Why does this code need retain_graph=True despite only one .backward() in each loop?

I have written some simple code here where I eventually do an unconstrained optimization of a loss function l. I’m only doing a single backward on the loss each loop before I do zero_grad, so I don’t get why this fails if I don’t have retain_graph=True.

I want to scale this template up to something a lot more involved, and it would be important to get rid of the retain_graph=True so that the optimization doesn’t slow down.

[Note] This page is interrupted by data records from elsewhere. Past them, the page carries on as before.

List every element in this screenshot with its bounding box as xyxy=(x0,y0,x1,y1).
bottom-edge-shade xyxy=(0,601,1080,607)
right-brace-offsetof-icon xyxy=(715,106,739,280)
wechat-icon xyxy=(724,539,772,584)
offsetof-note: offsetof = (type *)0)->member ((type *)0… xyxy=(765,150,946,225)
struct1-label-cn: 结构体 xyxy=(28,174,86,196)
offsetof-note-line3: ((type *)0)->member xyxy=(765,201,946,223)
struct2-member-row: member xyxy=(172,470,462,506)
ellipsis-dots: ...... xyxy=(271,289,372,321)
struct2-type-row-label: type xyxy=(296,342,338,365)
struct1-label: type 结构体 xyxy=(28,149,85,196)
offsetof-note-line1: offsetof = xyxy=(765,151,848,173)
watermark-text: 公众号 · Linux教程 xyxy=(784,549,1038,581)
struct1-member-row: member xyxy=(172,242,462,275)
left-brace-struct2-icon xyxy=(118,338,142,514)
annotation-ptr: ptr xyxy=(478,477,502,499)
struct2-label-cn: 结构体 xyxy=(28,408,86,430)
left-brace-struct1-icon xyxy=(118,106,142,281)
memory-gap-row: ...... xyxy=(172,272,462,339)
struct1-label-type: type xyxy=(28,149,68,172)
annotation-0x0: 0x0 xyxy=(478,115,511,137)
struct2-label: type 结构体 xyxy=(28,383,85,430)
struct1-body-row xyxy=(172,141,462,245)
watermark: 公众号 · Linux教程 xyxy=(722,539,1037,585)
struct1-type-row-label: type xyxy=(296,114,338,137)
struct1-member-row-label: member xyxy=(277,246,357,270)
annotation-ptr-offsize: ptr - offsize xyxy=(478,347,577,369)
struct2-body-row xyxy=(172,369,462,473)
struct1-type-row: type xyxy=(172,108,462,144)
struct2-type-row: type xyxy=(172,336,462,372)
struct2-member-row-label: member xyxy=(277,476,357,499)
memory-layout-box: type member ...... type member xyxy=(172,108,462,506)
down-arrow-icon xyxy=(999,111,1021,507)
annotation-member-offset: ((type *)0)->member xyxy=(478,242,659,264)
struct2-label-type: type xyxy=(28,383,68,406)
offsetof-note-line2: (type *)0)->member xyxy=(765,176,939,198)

torch.autograd.set_detect_anomaly(True)

class Optimizer():
    
    def __init__(self):
        #Initialize stuff
        self.X, self.Y, self.Z = 1, 2, 3
        self.phi1 = 1 # TRAIN PHI1
        self.phi2 = 2 # TRAIN PHI2
        self.mlp_xz = 3 # TRAIN MLP_XZ
        self.basis = self._get_basis()
        
    def _get_basis(self):
        return 4
    
    def _initialize_params(self):
        # Initialize theta | N mlp
        x = torch.rand(1, requires_grad=True)
        y = torch.rand(1, requires_grad=True)
        
        self.params = x, y
        
        return x, y
    
    def _get_tensor(self, constrs):
        """A helper function to get a tensor out of an array of 
        tensors which have gradients"""
        torch_constrs = torch.zeros(len(constrs))
        for i in range(len(constrs)):
            torch_constrs[i] = constrs[i]
        return torch_constrs
        
    def _get_constraints(self, x, y):
        # Construct the constraints
        constrs = []
        constrs.append(x + y - 1)
        return self._get_tensor(constrs)
        
    def _get_objective(self, x, y):
        # get the objective
        return y**2 + x**2
        
    def _lagrangian(self, obj, constr, lmbda, tau, sign):
        # Construct the unconstrained lagrangian from the constraints, objective and lambda values
        psi = - lmbda * constr + 0.5 * tau * constr**2
        psisum = torch.sum(psi)
        
        lag = sign*obj + psisum
        return(lag)
    
    def _update_lambda(self, constr, lmbda, tau):
        return lmbda - tau * constr
            
    def optimize(self):
        x, y = self._initialize_params()
        obj = self._get_objective(x, y)
        constr = self._get_constraints(x, y)
        lmbda = torch.ones(len(constr))
        tau=1
        sign = 1
        optimizer = optim.SGD([x, y], lr=0.005)
        
        for i in range(10):
            for i in range(30):
                l = self._lagrangian(obj, constr, lmbda, tau, sign)
                optimizer.zero_grad()
                l.backward(retain_graph=True)
                optimizer.step()
                obj = self._get_objective(x, y)
                constr = self._get_constraints(x, y)
            lmbda = self._update_lambda(constr, lmbda, tau)
            print(x, y, obj, constr)
            
        return(x, y)
        
g = Optimizer()
g.optimize()

Thank you for your help!

Looks like part of your graph: obj = self._get_objective(x, y) is only computed once and reused each iteration.

But I’m recomputing the obj in the loop here at each iteration. Or did I misunderstand what you meant?